E la Cina sembra davvero determinata a dotarsi di centrali nucleari galleggianti. La China National Nuclear Power (CNNP) ha annunciato l’intenzione di costruire nei prossimi anni, a partire dal 2020, ben 20 centrali nucleari galleggianti che vorrebbe piazzare nel Mar Cinese meridionale, dove il governo di Pechino ha avviato una espansione contestata dai paesi vicini (Vietnam, Taiwan, Brunei, Filippine e Malesia) e dagli Stati Uniti e dove le centrali nucleari galleggianti sarebbero usate per fornire l’energia necessaria all’estrazione di olio e gas e fornire energia e desalinizzare l’acqua per le isole artificiali del Mar Cinese meridionale alle quali i cinesi stanno già oggi lavorando. Del progetto si occuperà nuova società con sede a Shanghai alla quale partecipano Hejiang Zheneng Electric Power, Shanghai Guosheng Group, Jiangnan Shipyard, Shanghai Electric e CNNP (controllata dalla China National Nuclear Corporation). Avrà un capitale sociale di 150 milioni di dollari.

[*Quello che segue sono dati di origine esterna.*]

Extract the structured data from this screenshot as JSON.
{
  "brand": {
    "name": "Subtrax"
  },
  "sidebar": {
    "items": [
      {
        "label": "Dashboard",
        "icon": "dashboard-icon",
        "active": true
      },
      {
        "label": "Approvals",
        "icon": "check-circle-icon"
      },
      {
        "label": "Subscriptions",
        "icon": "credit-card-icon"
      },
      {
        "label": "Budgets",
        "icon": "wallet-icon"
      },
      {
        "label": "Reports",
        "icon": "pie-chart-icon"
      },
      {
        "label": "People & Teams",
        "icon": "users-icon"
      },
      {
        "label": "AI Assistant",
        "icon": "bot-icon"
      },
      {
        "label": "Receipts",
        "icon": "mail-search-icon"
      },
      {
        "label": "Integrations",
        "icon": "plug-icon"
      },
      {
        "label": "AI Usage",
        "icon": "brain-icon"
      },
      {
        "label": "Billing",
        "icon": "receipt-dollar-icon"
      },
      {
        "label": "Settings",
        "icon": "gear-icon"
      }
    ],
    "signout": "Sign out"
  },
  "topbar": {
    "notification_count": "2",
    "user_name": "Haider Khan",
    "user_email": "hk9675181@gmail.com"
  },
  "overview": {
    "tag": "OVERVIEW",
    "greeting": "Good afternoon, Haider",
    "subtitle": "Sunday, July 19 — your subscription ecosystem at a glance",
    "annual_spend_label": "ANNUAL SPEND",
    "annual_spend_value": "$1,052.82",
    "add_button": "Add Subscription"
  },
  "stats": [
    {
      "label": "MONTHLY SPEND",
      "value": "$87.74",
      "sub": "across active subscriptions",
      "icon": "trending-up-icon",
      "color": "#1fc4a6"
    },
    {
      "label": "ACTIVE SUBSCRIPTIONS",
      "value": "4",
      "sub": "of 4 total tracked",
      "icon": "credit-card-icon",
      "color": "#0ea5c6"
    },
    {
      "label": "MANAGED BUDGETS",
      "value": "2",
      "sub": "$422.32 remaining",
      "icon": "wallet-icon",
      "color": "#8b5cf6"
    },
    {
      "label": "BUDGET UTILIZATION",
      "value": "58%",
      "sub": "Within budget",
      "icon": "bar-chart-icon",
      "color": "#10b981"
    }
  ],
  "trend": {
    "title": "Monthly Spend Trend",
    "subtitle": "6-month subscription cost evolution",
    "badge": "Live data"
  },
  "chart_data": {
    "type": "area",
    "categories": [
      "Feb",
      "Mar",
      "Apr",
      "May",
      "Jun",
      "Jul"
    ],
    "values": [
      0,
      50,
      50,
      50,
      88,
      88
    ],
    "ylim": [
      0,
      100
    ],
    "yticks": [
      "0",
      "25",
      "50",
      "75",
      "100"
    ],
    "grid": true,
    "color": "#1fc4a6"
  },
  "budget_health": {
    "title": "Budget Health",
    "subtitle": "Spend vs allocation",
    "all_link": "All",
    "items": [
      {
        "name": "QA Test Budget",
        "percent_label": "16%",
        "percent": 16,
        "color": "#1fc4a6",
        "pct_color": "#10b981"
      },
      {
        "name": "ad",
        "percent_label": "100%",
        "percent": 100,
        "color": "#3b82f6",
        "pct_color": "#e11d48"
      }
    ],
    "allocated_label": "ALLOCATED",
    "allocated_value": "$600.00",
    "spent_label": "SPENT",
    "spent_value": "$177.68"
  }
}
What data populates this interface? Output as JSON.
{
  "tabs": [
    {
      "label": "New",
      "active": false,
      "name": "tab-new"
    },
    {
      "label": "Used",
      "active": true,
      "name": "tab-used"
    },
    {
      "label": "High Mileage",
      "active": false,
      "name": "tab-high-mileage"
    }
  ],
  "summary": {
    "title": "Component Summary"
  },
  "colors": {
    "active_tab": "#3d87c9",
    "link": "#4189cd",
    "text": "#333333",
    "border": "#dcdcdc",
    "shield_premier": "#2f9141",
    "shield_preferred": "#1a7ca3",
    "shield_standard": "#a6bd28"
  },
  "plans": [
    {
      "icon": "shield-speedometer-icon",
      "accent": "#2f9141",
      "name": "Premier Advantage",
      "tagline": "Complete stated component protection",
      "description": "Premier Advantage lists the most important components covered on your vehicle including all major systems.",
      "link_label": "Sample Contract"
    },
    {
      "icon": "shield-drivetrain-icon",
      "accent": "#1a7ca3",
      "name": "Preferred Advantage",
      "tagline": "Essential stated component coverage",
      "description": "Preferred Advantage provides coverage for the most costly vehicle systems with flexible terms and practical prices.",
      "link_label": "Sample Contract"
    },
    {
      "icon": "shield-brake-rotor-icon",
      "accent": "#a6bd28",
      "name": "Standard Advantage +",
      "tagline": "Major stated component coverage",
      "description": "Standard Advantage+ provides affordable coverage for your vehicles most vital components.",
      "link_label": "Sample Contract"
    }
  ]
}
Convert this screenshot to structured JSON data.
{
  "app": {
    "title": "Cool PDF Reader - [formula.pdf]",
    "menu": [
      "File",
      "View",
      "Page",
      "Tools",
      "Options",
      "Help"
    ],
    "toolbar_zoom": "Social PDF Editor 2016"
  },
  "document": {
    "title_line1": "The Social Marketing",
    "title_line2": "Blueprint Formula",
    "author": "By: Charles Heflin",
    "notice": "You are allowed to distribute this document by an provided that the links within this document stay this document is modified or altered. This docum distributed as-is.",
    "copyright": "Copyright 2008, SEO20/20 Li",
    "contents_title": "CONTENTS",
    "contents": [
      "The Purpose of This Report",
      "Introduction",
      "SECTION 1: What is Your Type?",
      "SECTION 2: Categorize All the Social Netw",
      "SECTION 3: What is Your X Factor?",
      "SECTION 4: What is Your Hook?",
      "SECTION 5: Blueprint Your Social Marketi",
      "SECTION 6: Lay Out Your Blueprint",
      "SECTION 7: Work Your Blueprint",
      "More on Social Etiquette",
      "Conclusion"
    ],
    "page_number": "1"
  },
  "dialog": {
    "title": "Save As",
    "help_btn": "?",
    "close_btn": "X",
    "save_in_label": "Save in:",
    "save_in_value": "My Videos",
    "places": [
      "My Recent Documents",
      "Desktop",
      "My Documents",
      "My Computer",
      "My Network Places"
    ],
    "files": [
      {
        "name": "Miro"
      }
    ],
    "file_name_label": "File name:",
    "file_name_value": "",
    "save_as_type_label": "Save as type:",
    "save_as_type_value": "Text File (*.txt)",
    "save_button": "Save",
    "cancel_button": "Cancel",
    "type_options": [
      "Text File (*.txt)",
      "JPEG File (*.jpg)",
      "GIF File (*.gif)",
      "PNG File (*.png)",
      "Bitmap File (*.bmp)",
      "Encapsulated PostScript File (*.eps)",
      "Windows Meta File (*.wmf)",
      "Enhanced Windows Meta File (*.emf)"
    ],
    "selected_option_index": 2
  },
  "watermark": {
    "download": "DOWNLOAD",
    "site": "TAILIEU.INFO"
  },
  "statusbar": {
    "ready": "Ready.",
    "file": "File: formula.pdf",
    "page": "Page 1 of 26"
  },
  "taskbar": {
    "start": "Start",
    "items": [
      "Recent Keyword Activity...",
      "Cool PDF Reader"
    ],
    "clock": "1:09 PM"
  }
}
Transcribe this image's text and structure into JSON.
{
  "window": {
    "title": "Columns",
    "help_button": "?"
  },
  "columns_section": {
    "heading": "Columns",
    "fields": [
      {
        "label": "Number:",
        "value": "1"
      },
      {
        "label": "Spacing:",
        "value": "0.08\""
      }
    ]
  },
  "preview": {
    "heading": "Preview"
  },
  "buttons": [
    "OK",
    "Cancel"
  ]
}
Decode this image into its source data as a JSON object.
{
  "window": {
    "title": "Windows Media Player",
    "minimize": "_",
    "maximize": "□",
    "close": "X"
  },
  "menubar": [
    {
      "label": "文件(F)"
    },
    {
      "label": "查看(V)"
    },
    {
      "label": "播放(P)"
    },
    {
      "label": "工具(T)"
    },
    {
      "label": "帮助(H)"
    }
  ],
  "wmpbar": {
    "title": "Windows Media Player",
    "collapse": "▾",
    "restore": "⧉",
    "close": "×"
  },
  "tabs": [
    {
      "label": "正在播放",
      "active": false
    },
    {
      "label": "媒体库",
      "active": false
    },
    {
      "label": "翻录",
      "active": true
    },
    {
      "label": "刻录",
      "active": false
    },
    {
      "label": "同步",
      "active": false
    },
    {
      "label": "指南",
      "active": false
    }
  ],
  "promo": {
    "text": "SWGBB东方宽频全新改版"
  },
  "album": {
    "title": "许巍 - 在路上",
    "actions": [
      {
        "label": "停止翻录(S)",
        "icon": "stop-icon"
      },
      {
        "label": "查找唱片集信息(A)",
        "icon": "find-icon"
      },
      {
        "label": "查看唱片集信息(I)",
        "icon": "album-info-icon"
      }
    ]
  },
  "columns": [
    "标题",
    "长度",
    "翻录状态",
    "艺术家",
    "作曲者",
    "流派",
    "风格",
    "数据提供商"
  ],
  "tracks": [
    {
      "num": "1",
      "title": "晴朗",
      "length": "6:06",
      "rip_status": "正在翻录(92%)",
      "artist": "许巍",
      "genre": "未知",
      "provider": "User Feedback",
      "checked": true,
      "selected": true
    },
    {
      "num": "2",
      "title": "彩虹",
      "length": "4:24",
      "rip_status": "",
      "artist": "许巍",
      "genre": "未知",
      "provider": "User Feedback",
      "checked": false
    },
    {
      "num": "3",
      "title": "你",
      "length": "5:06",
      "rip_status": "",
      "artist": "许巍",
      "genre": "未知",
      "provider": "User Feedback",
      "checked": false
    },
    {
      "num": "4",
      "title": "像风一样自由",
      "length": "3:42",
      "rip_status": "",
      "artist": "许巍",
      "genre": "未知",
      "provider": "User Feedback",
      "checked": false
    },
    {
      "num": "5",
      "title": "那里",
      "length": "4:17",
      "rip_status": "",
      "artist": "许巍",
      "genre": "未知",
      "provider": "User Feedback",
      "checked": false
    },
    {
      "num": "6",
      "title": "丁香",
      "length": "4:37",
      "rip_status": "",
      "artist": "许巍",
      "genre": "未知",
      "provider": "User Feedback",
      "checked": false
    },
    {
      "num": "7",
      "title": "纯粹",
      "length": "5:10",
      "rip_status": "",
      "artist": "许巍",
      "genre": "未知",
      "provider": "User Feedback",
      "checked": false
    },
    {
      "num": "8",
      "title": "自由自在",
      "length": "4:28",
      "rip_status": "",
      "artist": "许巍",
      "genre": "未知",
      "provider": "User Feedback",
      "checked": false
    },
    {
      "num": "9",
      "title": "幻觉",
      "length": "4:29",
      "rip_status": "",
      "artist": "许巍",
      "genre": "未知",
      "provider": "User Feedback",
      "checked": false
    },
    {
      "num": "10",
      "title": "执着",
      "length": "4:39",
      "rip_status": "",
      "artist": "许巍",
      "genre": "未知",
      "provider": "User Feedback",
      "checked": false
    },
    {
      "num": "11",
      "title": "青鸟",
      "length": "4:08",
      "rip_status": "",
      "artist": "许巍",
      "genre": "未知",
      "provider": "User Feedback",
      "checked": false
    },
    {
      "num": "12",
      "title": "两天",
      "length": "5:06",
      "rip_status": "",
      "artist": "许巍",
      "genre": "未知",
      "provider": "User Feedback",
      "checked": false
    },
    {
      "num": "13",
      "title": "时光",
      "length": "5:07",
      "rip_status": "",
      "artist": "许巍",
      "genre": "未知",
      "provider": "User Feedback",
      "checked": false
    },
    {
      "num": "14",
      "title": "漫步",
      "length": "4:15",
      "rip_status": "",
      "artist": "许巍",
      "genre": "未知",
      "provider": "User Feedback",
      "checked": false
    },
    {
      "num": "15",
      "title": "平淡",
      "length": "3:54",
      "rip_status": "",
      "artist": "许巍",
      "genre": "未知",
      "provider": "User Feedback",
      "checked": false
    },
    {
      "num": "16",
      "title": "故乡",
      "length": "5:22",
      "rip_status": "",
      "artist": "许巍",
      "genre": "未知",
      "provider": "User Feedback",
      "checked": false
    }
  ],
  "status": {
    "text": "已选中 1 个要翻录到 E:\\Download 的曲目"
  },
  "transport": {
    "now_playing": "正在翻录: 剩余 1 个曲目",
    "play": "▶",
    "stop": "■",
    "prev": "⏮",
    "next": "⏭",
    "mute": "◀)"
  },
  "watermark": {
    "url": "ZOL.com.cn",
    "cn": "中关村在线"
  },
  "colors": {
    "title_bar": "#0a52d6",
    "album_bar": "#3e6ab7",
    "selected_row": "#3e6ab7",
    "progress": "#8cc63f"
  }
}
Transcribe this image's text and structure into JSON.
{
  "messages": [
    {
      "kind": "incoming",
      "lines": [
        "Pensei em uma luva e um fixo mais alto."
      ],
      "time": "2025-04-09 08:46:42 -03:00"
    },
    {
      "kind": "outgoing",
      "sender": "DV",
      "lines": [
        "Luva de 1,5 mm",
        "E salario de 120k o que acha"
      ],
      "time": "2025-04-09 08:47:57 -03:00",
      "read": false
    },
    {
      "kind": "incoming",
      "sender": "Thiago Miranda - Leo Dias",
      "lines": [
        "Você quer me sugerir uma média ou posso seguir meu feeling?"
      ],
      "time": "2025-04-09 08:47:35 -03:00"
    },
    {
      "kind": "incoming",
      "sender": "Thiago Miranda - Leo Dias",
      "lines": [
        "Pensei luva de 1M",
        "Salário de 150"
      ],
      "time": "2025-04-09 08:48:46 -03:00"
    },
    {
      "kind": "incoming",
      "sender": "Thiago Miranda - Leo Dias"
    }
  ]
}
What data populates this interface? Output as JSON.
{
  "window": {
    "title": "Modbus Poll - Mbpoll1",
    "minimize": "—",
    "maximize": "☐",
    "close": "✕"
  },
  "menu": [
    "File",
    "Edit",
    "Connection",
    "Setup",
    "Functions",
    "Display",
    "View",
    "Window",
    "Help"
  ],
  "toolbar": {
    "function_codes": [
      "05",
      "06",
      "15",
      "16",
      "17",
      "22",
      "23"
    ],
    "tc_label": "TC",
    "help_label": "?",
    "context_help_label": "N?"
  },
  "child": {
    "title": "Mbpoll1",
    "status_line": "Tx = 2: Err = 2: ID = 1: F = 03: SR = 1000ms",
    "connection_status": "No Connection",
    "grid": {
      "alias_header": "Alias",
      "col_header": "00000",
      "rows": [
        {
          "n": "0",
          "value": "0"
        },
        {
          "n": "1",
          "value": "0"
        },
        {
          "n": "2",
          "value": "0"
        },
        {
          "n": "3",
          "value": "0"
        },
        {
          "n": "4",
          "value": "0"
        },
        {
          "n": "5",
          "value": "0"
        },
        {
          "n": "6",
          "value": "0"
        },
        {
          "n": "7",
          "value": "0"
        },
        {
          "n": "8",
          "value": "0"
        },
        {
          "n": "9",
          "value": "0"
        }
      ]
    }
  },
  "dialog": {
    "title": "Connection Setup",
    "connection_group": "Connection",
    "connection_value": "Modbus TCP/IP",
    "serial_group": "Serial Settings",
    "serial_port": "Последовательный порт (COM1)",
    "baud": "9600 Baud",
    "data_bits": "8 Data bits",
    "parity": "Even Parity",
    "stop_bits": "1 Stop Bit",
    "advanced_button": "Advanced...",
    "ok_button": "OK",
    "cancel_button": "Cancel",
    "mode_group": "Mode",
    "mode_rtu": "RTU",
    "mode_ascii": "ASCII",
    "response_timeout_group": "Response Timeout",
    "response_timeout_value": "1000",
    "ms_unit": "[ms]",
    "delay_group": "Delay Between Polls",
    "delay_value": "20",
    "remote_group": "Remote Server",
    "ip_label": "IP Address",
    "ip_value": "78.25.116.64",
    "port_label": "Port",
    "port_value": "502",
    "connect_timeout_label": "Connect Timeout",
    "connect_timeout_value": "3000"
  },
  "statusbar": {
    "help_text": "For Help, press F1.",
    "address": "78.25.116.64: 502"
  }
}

Wang Yiren, vice-direttore dell’Amministrazione statale per la Scienza, la Tecnologia e l’Industria per la Difesa Nazionale, ha detto all’inizio del 2017 che “l’espansione delle capacità di energia nucleare della Cina è una parte vitale del suo piano quinquennale”. Il paese avrà come priorità lo sviluppo di una piattaforma galleggiante di energia nucleare, al fine di sostenere le sue attività offshore di estrazione di petrolio e gas, e la sua presenza nelle isole Paracel e Spratly. Nel 2015 la Commissione nazionale per lo sviluppo e la riforma, il principale responsabile della pianificazione economica del paese, ha approvato il progetto ACPR50S del China General Nuclear Power Group (CGNP), controllato dallo Stato, e i piani per il reattore galleggiante ACP100S della China National Nuclear Corp. Ora si tratterà di sceglere quale modello di reattore utilizzare e avviare la costruzione.
Non solo Russia quindi. Il progetto centrali nucleari galleggianti va avanti su binari paralleli, nonostante i forti costi e i grandi rischi.